Scharfe Kritik übt Reinhold Gall, SPD-Landtagsabgeordneter und Parlamentarischer Geschäftsführer seiner Fraktion am Vorhaben von Justizminister Ulrich Goll (FDP), eine Bundesratsinitiative zur Abschaffung des VW-Gesetzes einzubringen.
„Herr Goll vergreift sich an den Rechten der VW- und damit auch der Audi-Beschäftigten“, kritisiert Gall, in dessen Wahlkreis das Audi-Werk Neckarsulm mit rund 13 000 Arbeitsplätzen liegt. In Zeiten globalisierter Märkte, in denen die Politik immer weniger Einfluss auf wirtschaftliche Entwicklungen habe, wäre es fahrlässig, ein ordnungspolitisches Instrument wie das VW-Gesetz einfach aufzugeben, so Gall, der gemeinsam mit der SPD-Landtagsfraktion den Kampf der IG Metall und der Audi-Beschäftigten für den Erhalt des VW-Gesetzes massiv unterstützt hatte.

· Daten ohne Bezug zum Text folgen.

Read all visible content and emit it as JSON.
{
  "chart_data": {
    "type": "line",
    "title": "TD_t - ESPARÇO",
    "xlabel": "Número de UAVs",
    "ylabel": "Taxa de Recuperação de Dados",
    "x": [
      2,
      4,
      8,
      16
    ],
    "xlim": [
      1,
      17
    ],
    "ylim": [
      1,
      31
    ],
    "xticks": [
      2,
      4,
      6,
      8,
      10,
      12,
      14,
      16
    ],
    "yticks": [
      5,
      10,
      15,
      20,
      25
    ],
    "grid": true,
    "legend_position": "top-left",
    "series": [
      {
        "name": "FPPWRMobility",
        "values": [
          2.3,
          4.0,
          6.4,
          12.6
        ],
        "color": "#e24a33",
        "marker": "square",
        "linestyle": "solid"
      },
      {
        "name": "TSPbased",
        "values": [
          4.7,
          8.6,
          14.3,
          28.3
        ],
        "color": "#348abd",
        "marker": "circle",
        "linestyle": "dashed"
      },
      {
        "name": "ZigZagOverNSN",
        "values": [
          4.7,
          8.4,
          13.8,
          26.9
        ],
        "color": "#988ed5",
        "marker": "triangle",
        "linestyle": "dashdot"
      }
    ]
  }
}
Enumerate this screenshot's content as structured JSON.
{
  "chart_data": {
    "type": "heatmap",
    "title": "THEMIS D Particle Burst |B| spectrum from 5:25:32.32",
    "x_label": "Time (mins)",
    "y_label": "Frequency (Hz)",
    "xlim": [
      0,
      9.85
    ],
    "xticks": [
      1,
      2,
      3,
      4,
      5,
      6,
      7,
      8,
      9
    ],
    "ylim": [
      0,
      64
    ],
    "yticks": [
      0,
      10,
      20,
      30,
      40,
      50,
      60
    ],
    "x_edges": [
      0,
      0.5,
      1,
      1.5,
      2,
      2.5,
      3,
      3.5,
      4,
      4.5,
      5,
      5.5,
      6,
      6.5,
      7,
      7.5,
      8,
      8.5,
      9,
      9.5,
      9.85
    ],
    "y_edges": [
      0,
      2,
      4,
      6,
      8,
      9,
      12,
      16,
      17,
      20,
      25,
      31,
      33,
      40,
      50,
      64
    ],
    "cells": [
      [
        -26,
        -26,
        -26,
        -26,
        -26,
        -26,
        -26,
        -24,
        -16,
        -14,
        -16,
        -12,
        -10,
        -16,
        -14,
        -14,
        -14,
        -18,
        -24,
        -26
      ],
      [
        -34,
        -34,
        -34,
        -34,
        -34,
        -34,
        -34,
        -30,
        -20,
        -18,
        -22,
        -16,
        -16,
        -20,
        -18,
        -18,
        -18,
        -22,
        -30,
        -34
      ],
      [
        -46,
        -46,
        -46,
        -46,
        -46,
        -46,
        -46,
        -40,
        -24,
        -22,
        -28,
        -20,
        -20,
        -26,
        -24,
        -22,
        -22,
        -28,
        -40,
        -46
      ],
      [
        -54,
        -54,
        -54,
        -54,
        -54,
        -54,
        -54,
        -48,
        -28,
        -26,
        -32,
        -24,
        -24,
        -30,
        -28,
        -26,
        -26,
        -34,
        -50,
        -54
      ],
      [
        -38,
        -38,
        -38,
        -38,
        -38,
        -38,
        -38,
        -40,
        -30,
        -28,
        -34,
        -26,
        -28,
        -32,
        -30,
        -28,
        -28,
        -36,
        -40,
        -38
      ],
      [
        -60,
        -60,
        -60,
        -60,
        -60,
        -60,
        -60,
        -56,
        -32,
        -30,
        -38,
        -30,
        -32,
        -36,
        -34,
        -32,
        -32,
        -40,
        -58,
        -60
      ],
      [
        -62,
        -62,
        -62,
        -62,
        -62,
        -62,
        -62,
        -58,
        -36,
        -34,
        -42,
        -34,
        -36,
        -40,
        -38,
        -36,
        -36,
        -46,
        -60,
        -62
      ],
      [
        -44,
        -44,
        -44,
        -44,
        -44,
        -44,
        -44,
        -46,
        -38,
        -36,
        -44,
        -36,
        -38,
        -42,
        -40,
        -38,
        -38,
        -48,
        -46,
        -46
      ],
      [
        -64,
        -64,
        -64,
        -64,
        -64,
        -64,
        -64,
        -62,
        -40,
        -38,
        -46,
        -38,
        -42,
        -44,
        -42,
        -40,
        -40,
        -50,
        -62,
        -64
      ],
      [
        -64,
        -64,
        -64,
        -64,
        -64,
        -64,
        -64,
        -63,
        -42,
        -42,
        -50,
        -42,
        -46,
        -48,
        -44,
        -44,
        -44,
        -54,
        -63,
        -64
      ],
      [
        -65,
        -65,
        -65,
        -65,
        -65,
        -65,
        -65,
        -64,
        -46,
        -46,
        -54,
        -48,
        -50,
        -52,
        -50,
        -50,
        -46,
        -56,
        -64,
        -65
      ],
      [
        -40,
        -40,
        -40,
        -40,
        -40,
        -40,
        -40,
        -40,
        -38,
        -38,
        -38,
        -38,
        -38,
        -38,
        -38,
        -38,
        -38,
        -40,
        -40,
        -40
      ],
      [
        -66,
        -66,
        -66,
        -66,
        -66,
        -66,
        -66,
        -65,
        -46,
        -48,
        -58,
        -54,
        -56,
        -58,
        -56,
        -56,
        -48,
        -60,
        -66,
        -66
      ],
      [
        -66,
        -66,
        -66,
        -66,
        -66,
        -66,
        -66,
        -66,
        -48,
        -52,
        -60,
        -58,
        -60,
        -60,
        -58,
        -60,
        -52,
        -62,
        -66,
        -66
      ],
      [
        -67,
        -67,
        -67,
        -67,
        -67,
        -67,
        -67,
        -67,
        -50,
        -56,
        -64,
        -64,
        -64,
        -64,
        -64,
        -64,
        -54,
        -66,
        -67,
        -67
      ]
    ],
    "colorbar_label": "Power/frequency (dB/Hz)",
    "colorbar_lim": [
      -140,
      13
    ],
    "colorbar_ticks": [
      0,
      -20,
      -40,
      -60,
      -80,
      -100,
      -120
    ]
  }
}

Auch könne man der Belegschaft nicht zumuten, ihre Mitbestimmungsrechte drastisch zu beschneiden. „Ich habe den Eindruck, als sei die Landesregierung geradezu dankbar für die Möglichkeit, zusammen mit dem VW-Gesetz noch eine ganze Reihe von Mitbestimmungsrechten der Kolleginnen und Kollegen abzuschaffen.“
Gall nennt das Wirtschaftsmodell, das CDU und FDP verfolgen, „überholt und reaktionär“. Die Zukunft liege in Kooperation, nicht in Repression, so der Abgeordnete. Ein Blick über den Tellerrand zeige, dass der Glaube an den reinen Marktradikalismus mittel- und langfristig nicht zu einem stabilen und erfolgreichen Wirtschafts- und Gesellschaftssystem führe.